Another study conducted by Goodman et al. (2015) [18] compared the diagnostic accuracy of PET/CT imaging between low-dose CT without breath-holding (LDCD) and contrast-enhanced full-dose CT with breath-holding (CECD). The result suggested that the sensitivity and specificity were 97.1% and 95% for PET with LDCT, and 100% and 95% for PET with CECT, respectively. With similar diagnostic accuracy, low-dose unenhanced CT was associated with an average dose reduction of 4.99 mSv.

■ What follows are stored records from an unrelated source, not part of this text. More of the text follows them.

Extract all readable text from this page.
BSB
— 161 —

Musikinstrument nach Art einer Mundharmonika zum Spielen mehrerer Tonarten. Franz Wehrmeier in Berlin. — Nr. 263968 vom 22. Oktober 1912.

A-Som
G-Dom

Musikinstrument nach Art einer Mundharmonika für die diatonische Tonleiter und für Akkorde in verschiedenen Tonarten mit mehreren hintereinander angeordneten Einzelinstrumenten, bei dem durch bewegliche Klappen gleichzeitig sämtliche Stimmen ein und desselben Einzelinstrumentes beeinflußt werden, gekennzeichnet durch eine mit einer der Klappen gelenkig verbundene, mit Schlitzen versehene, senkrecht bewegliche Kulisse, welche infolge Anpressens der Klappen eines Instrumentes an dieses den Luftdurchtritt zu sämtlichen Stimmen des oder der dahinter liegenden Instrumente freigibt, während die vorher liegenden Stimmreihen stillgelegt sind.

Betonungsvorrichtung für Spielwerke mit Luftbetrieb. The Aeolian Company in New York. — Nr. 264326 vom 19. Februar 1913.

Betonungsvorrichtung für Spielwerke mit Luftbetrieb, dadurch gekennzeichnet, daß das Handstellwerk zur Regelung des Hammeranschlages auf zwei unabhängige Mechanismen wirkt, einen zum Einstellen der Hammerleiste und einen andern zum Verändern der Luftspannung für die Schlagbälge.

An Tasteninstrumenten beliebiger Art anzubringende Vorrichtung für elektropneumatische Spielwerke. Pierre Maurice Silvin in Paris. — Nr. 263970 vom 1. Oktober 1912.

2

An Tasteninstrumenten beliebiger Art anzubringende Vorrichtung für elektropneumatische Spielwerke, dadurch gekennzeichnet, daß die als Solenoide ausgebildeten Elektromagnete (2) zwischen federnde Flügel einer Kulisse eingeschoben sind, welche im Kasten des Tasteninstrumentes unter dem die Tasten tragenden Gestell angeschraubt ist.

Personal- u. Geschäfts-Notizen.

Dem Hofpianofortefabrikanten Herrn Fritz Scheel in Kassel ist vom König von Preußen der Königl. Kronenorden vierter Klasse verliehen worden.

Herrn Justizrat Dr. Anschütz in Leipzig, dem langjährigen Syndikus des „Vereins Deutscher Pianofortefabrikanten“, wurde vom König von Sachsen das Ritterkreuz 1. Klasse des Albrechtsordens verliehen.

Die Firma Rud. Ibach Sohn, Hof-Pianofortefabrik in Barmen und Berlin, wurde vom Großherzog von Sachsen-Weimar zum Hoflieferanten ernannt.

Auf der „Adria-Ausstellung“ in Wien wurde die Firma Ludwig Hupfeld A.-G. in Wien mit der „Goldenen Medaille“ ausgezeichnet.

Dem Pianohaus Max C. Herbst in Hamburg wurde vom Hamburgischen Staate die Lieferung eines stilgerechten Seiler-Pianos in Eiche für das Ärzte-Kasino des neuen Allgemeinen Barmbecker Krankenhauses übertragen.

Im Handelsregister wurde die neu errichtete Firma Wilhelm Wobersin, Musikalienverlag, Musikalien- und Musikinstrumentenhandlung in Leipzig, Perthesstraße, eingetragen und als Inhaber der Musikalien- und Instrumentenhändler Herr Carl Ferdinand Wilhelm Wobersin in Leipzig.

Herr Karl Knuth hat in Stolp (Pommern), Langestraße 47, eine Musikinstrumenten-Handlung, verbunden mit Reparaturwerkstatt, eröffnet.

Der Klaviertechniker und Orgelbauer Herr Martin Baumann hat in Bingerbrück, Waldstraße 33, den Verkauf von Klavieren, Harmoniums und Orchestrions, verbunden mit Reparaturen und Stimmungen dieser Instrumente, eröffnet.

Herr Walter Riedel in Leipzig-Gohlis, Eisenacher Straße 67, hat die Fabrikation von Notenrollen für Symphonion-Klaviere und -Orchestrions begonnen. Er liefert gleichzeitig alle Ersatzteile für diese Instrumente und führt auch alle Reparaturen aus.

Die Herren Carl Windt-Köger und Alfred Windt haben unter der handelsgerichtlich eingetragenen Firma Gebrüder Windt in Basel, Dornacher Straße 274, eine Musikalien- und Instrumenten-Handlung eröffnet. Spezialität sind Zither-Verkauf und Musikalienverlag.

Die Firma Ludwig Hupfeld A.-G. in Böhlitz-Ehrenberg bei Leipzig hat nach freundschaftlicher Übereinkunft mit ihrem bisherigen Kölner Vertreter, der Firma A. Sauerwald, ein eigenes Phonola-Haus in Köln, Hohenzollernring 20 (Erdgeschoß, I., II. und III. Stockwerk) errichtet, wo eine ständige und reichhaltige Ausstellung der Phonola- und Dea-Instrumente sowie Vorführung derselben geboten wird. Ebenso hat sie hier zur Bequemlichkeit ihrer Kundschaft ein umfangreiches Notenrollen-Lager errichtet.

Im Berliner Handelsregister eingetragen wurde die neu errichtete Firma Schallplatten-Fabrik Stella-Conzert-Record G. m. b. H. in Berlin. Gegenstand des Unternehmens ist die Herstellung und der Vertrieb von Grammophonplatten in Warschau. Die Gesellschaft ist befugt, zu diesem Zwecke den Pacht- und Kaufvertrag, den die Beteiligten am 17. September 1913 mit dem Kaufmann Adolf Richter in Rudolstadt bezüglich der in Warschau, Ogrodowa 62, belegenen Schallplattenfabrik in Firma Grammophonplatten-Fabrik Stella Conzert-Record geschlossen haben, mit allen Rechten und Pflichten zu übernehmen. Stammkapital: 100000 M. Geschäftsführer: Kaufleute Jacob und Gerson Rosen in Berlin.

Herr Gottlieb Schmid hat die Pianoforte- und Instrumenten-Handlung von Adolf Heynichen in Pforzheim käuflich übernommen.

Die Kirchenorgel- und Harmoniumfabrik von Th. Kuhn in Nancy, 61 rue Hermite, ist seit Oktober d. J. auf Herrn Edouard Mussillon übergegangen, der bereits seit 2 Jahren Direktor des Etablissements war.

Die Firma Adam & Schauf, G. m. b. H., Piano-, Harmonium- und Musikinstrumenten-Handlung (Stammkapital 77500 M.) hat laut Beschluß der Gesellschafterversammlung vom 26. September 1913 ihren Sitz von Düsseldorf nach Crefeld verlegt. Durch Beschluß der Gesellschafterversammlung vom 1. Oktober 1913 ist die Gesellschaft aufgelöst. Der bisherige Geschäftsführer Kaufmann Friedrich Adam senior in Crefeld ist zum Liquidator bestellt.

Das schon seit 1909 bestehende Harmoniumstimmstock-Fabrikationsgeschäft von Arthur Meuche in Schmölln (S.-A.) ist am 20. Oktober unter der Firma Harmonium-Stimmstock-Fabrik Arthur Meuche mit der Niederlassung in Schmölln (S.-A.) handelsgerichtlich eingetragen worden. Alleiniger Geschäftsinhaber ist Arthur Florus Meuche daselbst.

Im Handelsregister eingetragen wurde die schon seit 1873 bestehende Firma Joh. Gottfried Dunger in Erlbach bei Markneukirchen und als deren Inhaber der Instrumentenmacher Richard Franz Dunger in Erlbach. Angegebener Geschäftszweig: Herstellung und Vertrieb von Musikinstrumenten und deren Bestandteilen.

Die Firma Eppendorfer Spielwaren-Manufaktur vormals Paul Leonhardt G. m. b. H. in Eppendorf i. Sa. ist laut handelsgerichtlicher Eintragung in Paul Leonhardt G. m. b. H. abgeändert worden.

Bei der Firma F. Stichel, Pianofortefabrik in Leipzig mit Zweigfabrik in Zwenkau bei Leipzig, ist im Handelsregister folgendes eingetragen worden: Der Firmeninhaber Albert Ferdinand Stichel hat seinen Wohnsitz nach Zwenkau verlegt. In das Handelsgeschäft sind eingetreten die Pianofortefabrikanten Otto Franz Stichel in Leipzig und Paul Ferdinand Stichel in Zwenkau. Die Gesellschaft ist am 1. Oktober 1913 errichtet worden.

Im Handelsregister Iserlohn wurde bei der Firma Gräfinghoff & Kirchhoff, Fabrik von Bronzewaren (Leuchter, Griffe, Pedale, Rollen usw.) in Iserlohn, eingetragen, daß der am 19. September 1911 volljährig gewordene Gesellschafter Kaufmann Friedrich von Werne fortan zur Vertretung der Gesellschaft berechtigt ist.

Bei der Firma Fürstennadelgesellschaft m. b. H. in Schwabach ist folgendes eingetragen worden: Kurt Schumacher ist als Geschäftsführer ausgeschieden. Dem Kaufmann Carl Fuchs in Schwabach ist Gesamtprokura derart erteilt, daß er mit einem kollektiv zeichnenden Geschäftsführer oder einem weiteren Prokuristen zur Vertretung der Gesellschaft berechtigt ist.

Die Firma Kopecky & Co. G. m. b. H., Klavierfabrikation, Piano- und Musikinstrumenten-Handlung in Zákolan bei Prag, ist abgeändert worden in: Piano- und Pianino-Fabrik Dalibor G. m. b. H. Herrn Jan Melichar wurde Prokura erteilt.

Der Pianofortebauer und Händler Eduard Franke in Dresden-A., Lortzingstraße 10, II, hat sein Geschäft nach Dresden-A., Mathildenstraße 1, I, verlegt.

In addition, Goodman et al. (2015) [18] demonstrated that there was no significant difference between low-dose CT and full-dose enhanced diagnostic CT used in PET imaging for initial staging of lymphomas. As the above studies indicate, the use of additional full-dose diagnostic CT in PET studies should be carefully justified and reviewed by a nuclear medicine professional, as evidence is accumulating that the benefit of performing a full-dose diagnostic CT may not outweigh the radiation risks.
4. Conclusion
As the International Committee on Radiological Protection (ICRP, 2007) stated, firstly, a referral for a PET/CT should be justified in a patient-specific manner to avoid unnecessary exposure; secondly, the radiation exposure from a PET/CT study should be just sufficient to generate reasonably achievable high-quality diagnostic information, while applying the As Low As Reasonably Achievable (ALARA) principle as best as possible. The three CT dose reduction strategies discussed above have a high potential for reducing patient dose while maintaining an adequate CT image quality used for CTAC, localization and diagnostic purposes, achieving better image optimization. With ongoing development in CT hardware, software and modified protocols, we can forecast a further reduction in dose from the component, and hence a further improvement in PET/CT imaging optimization.